Inizia tutto con un grande rumore.
È un continuo alternarsi di suoni ad alta e bassa frequenza. La pressione sul vestibolare cresce senza misura fino a provocare giramenti di testa improvvisi. Il cocleare sembra stia per scoppiare. Provo a diminuire la distanza tra collo e spalle e stringo gli occhi per provare sollievo. Sembra un palliativo che funziona. Attorno a me, nulla di tutto questo. Giro il capo prima a destra e poi a sinistra per intuire eventuali miglioramenti. Sono circondato da persone d’ogni genere. Ragazzi e ragazze. Famiglie, amanti, vagabondi e clandestini. Nei loro occhi vuoti si alternano tranquillità e spavento.
Una cosa è certa. Aspettiamo tutti si apra questo enorme portellone per uscire dalla gabbia che ci contiene. Siamo stati proiettati dalle nostre comode poltrone a questo immenso stanzone che ci divide dalla tanto agognata libertà. Un rumore secco prende vita. Abbiamo attraccato. Pistoni e rotelle iniziano a girare e una flebile luce inizia il suo percorso verso i nostri volti. Corde volanti si intravedono nell’aria e tutto inizia a farsi più nitido. Quando il processo d’apertura finalmente termina, con passo svelto, ognuno di noi prova a guadagnare l’uscita il prima possibile. Quasi con la paura che la pancia di questa balena possa risucchiarci nuovamente, e senza preavviso.

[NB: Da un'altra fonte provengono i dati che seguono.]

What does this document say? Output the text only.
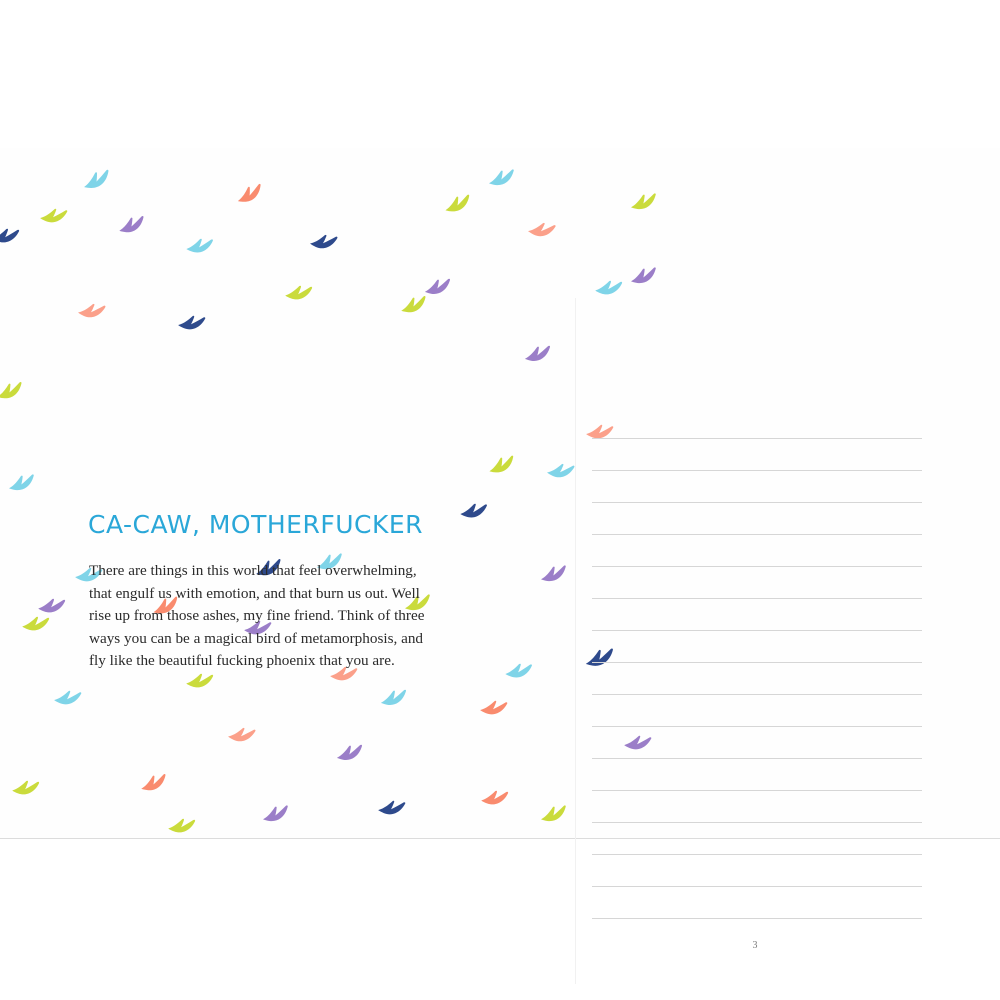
CA-CAW, MOTHERFUCKER
There are things in this world that feel overwhelming, that engulf us with emotion, and that burn us out. Well rise up from those ashes, my fine friend. Think of three ways you can be a magical bird of metamorphosis, and fly like the beautiful fucking phoenix that you are.
3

Una volta fuori allargo le braccia per liberarmi dal senso di costrizione che fino ad allora avevo sopportato. Guadagno un angolo e poso quel poco che ho con me per terra. Tiro fuori il tabacco dalla tasca e chiudo una sigaretta. Frugo un po’ dappertutto ma dell’accendino non c’è traccia. Devo averlo perso tra la folla nei vani tentativi di divincolarmi da essa. Alzo lo sguardo e qualche gradino sopra il molo, un ragazzo fuma con lo sguardo fisso sui pescherecci in lontananza. Mi avvicino e senza bisogno che parli mi tende la mano con l’accendino al suo interno.
– Grazie
– Avevo già capito.
Senza nemmeno rivolgere il suo sguardo verso il mio, prende tempo aspirando avidamente la sigaretta ed espirando indirizza il flusso di fumo verso l’alto. Poi, parla.
– Dovresti vedere la biblioteca. È all’interno di un palazzo molto antico, ma non ricordo mai come si chiama. È come se espiassi qui le mie colpe prima di affrontare una nuova giornata. Anche se sempre uguale alla precedente.
– Non è mai facile capire se abbiamo fatto la scelta giusta. Credo di capire.
– Certe volte me lo chiedo. Altre no. Cosa conta se poi non hai mai il coraggio di cambiare”.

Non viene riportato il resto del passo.